BEE requirements are also being tightened up at great risk to the economy, for BEE ownership deals are costly, while preferential procurement often makes for inflated prices and poor performance, while encouraging corruption. BEE also undermines black entrepreneurship, and is a further major constraint on investment, growth, and jobs (see again Damaging EE and BEE rules).

In addition, EE and BEE help only a relatively small elite. As the IRR field survey shows, only 17% of blacks have benefitted from EE, while 14% have been helped by BEE deals and 12% by BEE tenders. BEE is thus singularly unsuccessful in overcoming past disadvantage. On the contrary, it harms the great majority by undermining service delivery and fostering corruption, even as it chokes off investment, growth, and jobs (see @Liberty, No 24, attached).

BEE policies also overlook key obstacles to black advancement, from low growth and crippling unemployment to poor skills, high rates of violent crime, and broken families. BEE should thus be replaced by a new policy of ‘economic empowerment for the disadvantaged’ (EED) which focuses directly on the poor (instead of using race as a proxy for poverty) and seeks effective ways to overcome all barriers to upward mobility. In particular, EED recognises that the poor will benefit far more from state-funded vouchers empowering them to buy the education, health care, and housing of their choice (see @Liberty, No 24).

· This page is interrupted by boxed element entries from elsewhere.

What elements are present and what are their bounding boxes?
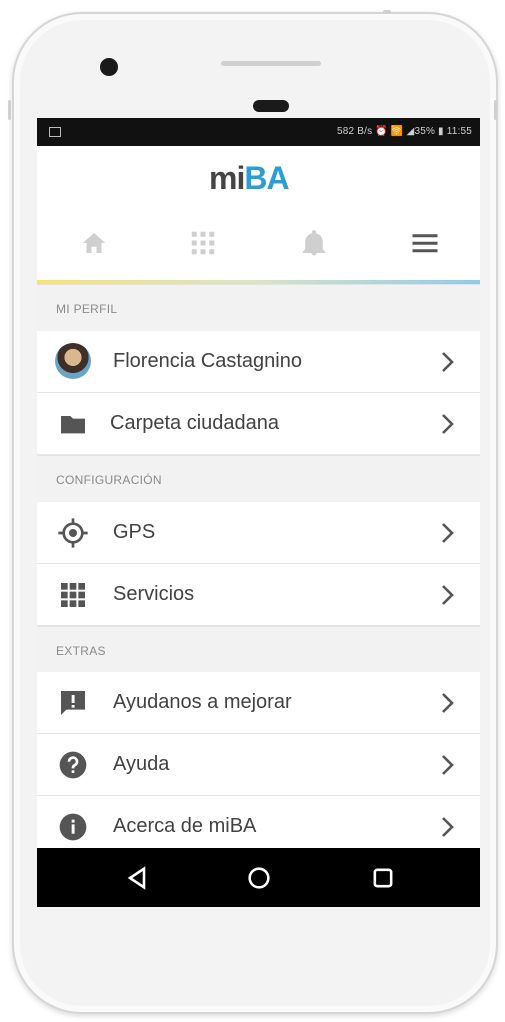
section-title: EXTRAS <box>56 644 106 658</box>
chevron-right-icon <box>442 414 454 434</box>
back-icon[interactable] <box>123 864 151 892</box>
front-camera <box>100 58 118 76</box>
chevron-right-icon <box>442 352 454 372</box>
grid-icon <box>61 583 85 607</box>
menu-item-label: Carpeta ciudadana <box>110 412 280 434</box>
feedback-icon <box>61 691 85 715</box>
chevron-right-icon <box>442 585 454 605</box>
home-icon[interactable] <box>79 228 109 258</box>
status-bar: 582 B/s ⏰ 🛜 ◢35% ▮ 11:55 <box>37 118 480 146</box>
avatar <box>55 343 91 379</box>
status-bar-info: 582 B/s ⏰ 🛜 ◢35% ▮ 11:55 <box>337 126 472 137</box>
section-mi-perfil: MI PERFIL <box>37 284 480 332</box>
section-configuracion: CONFIGURACIÓN <box>37 455 480 503</box>
logo-ba: BA <box>244 160 289 196</box>
section-title: CONFIGURACIÓN <box>56 473 162 487</box>
notification-icon <box>49 127 61 137</box>
miba-logo[interactable]: miBA <box>209 160 290 197</box>
chevron-right-icon <box>442 817 454 837</box>
app-header: miBA <box>37 146 480 208</box>
gps-icon <box>58 518 88 548</box>
android-nav-bar <box>37 848 480 907</box>
menu-item-servicios[interactable]: Servicios <box>37 564 480 626</box>
menu-item-label: Ayuda <box>113 753 170 775</box>
folder-icon <box>61 416 85 434</box>
top-navigation <box>37 208 480 278</box>
chevron-right-icon <box>442 523 454 543</box>
home-button-icon[interactable] <box>245 864 273 892</box>
grid-icon[interactable] <box>188 228 218 258</box>
menu-item-profile[interactable]: Florencia Castagnino <box>37 331 480 393</box>
proximity-sensor <box>253 100 289 112</box>
help-icon <box>59 751 87 779</box>
menu-item-carpeta[interactable]: Carpeta ciudadana <box>37 393 480 455</box>
menu-item-ayuda[interactable]: Ayuda <box>37 734 480 796</box>
menu-icon[interactable] <box>410 228 440 258</box>
menu-item-label: Acerca de miBA <box>113 815 257 837</box>
section-extras: EXTRAS <box>37 626 480 673</box>
menu-item-label: GPS <box>113 521 156 543</box>
menu-item-gps[interactable]: GPS <box>37 502 480 564</box>
section-title: MI PERFIL <box>56 302 118 316</box>
side-button <box>494 100 497 120</box>
earpiece-speaker <box>221 61 321 66</box>
bell-icon[interactable] <box>299 228 329 258</box>
chevron-right-icon <box>442 693 454 713</box>
menu-item-label: Servicios <box>113 583 195 605</box>
logo-mi: mi <box>209 160 245 196</box>
menu-item-label: Florencia Castagnino <box>113 350 302 372</box>
power-button <box>8 100 11 120</box>
recents-icon[interactable] <box>369 864 397 892</box>
info-icon <box>59 813 87 841</box>
top-button <box>383 10 391 14</box>
menu-item-label: Ayudanos a mejorar <box>113 691 292 713</box>
menu-item-feedback[interactable]: Ayudanos a mejorar <box>37 672 480 734</box>
chevron-right-icon <box>442 755 454 775</box>
app-screen: 582 B/s ⏰ 🛜 ◢35% ▮ 11:55 miBA MI PERFIL <box>37 118 480 907</box>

BEE also damages social cohesion by requiring racial classification and racial preferencing, both of which are contrary to the Constitution’s founding value of non-racialism. This emphasis on racial targets is also unnecessary and irrational when more effective and race-neutral measures are available to overcome the consequences of past racial discrimination.

Trust between citizens: Racial laws and the ANC’s racial rhetoric seem calculated to drive a wedge between black and white South Africans. That race relations still remain generally good is a tribute to ordinary people, who continue to seek racial harmony and co-operation, unlike many in the ruling party. As the IRR’s field survey shows, 85% of blacks think that ‘the different races need each other for progress’, as do 86% of whites. Some 83% of blacks say that ‘with better education and more jobs, the present differences between the races will steadily disappear’, while 82% of whites think the same. Black and white South Africans also share various other views, including a dislike of racial targets in employment and in sport (see again IRR, Race Relations in South Africa: Reasons for Hope).

However, if the economy continues to falter – and the ANC uses this to drive more polarising racial rhetoric and further damaging race-based legislation – current social trust could well be eroded. There is, however, an effective remedy against this: to shift from BEE to EED; put the emphasis on growth and jobs, rather than redistribution and dependency; and empower the poor through education, health, and housing vouchers (see @Liberty, No 24, attached).

Social solidarity and active participatory citizenship: South Africa already has very high levels of redistribution via the budget, with some 60% of revenue going to fund social grants and the wider social wage. This speaks to a high level of social solidarity, especially as the middle class that pays most taxes gets little back from the state in return. However, current policies also encourage the poor to become passive dependents on the state, so eroding active participatory citizenship.

The best way to promote such citizenship is to implement key political reforms aimed, among other things, at strengthening parliament, increasing accountability, and combating the corruption which many people now feel helpless in trying to counter. A shift from BEE to EED, in combination with reforms aimed at stimulating investment, growth, and employment, would also be effective in building self-reliance and allowing people actively to pursue their own advancement (see again the IRR’s National Growth Strategy, attached).

South African Institute of Race Relations NPC    29 August 2016

NB(1): Submissions were limited in length to two pages, plus attachments.